Чем больше я старался разобъяснить Мадлон свою точку зрения, тем меньше она ей нравилась. В общем, перестали мы понимать друг друга. Она бесилась при одной мысли, что я всерьез думаю, как говорю, что все это простая чистая правда.
К тому же она вбила себе в голову, что бежать подбиваешь меня ты. Когда же убедилась, что не удержит меня, стыдя за мои чувства, попробовала взять меня другим манером.
«Не думай, Леон, — объявила она, — будто я держусь за тебя из-за склепа. К деньгам, ты знаешь, я, в сущности, равнодушна. Остаться с тобой — вот чего я хочу. Быть счастливой, Леон. Это же так естественно. Я не желаю, чтобы ты меня бросил. Это было бы слишком ужасно — мы ведь так любим друг друга. Поклянись мне хотя бы, Леон, что уедешь ненадолго».
И так далее, и приступ тянулся неделями. Она была впрямь влюблена и занудна. Каждый вечер возвращалась к своему любовному помешательству. В конце концов она согласилась оставить склеп на мать, но с условием, что мы вместе поедем искать работу в Париж. Всегда вместе!… Ну и номерок! Она готова была понять что угодно, кроме одного — моего желания разъехаться с ней в разные стороны. Тут уж ничего нельзя было поделать. Ну и конечно, чем сильней она за меня цеплялась, тем больше меня от нее воротило.
Не стоило даже пробовать образумить ее. Уж я-то знал, какая это пустая трата времени: она бы только пуще взбеленилась. Вот и пришлось мне придумать ход, чтобы отвязаться от ее любви, как она все это называла. Мне пришло в голову пугнуть ее, набрехав, что я по временам делаюсь психом. Мол, это на меня припадками накатывает. Неожиданно. Она посмотрела на меня искоса, с недоверчивым видом. Подозревала, что это просто новая байка. Но все-таки призадумалась — я ведь столько нарассказал ей о своих прошлых похождениях и о войне, а тут еще моя комбинация с мамашей Прокисс и внезапное охлаждение к ней самой…

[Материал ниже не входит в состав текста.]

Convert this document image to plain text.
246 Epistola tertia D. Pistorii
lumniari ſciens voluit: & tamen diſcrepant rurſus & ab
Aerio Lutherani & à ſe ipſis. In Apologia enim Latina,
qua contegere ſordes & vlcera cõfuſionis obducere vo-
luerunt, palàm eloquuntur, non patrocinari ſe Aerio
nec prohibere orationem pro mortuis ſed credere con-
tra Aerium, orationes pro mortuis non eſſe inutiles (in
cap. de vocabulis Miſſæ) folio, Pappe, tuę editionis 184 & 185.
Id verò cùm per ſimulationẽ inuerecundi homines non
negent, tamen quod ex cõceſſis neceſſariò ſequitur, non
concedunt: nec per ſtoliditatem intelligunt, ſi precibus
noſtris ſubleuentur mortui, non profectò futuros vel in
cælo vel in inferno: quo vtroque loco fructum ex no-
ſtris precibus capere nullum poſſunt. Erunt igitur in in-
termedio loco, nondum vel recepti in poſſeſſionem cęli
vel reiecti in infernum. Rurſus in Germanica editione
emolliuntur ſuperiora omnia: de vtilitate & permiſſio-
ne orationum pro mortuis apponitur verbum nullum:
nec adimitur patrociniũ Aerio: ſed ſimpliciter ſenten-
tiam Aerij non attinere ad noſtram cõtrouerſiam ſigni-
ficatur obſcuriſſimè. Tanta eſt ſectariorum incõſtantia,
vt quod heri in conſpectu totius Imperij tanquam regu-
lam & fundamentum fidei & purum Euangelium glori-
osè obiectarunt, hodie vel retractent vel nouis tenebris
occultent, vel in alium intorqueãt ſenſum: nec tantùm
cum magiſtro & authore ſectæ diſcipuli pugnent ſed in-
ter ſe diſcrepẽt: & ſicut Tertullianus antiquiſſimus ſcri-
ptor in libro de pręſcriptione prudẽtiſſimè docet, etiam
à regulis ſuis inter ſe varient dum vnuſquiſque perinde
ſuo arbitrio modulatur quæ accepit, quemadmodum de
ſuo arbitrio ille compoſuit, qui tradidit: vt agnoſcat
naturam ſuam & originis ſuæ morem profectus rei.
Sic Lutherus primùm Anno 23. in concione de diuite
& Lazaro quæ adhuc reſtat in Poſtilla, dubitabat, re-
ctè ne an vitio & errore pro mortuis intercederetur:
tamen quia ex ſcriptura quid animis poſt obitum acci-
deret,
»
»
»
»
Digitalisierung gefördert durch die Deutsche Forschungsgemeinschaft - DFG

Думала она целую неделю и все это время не приставала ко мне. Наверняка рассказала о моих припадках мамочке. Как бы то ни было, они уже не так настаивали, чтобы я остался с ними. «Порядок, — обрадовался я. — Сработало. Я свободен». Я уже представлял себе, как без скандала, тихо и спокойненько сматываюсь в Париж… Нет, погоди!… Я перемудрил. Ломал себе голову, уже решил, что нашел верный ход, как навсегда убедить ее, что сказал правду. Что я настоящий псих — психованней не бывает.
«На, пощупай, — говорю я как-то вечером Мадлон. — Чувствуешь шишку у меня на затылке? А шрам над ней? Ну как, здоровая шишка, а?»
Пощупала она шишку у меня на затылке и растрогалась, ну, просто не описать как. Нисколько ей противно не стало, наоборот, она еще больше размякла.
«Вот куда меня долбануло во Фландрии. На этом месте мне башку и трепанировали», — гнул я свое.
«Ох, Леон, — вскинулась она, потрогав шишку, — прости меня, Леон, милый! До сих пор я сомневалась в тебе, но теперь от всего сердца прошу прощения. Я все уразумела. Я подло вела себя с тобой. Да, да, Леон, я была отвратительна. Я никогда не буду больше такой злою. Клянусь тебе. Я все искуплю, Леон. Сейчас же! Ты не помешаешь мне, правда? Я сделаю тебя счастливым. Буду ухаживать за тобой. Прямо с сегодняшнего дня. Всегда буду терпеливой. Кроткой. Вот увидишь, Леон! Я научусь так тебя понимать, что ты не сможешь без меня обходиться. Я возвращаю тебе свое сердце. Принадлежу тебе. Вся, Леон. Я отдаю тебе свою жизнь. Только скажи, что прощаешь меня, Леон».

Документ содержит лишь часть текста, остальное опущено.